When you have evidence of clear fault grounds – adultery, physical cruelty, actual abandonment – the choice of where to file is a no-brainer. You file for divorce in Circuit Court and seek the additional custody and/or support relief. But this discussion is about choices so it concerns those cases where the evidence or the fault is less than clear. The advantages of a Circuit Court suit must be weighed against the downside risks. These include, for example, possible harm to the parenting relationship, the general ratcheting up of conflict, costs and attorney’s fees that often result from an accusation of fault, and the loss of credibility with the court if there is a failure of proof. In this weighing, one must also consider how important it is to be in the Circuit Court and how important it is to get into court now rather than wait out the year.

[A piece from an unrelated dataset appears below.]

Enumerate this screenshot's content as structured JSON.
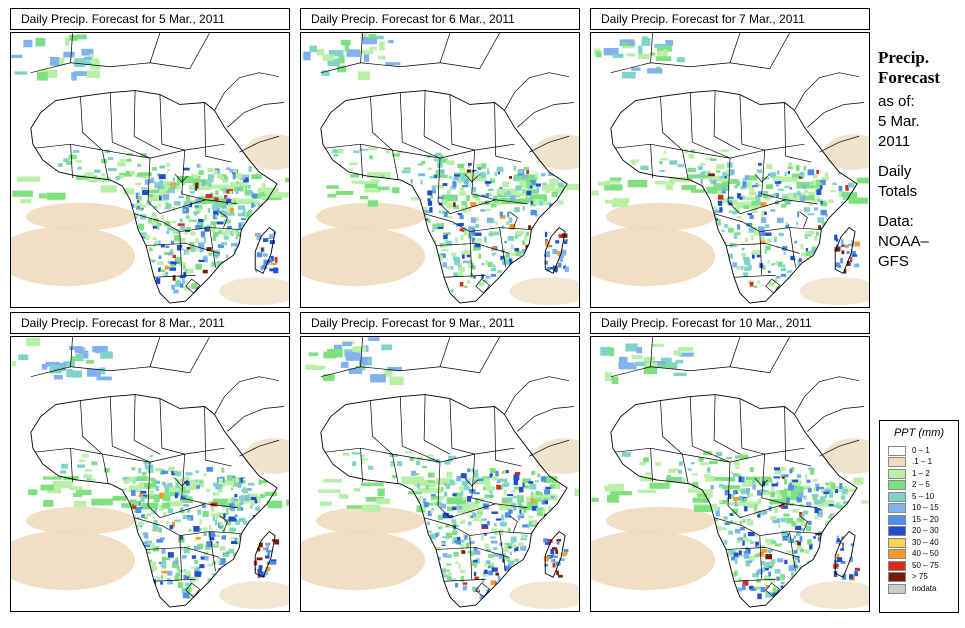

That is the third choice a party can make in this situation – wait one year, then file for divorce on one year separation grounds. This is what is often done. Because, of course, the choice is not between going to court now or doing nothing for one year. In the meantime there are negotiations with your spouse, getting the time-sharing schedule set by action and discussions, dividing accounts by self-help – just take your half, and dealing with many other issues. Often the important work of separating your affairs, dividing property and debt, and settling how to raise the children post-divorce is worked out during that first post-separation year, resulting in a Marital Settlement Agreement that resolves all issues. And if you agree on less than all, you can bring a complaint for divorce on one year separation grounds in Circuit Court and ask the judge to grant your divorce and decide the remaining support, custody or property issues.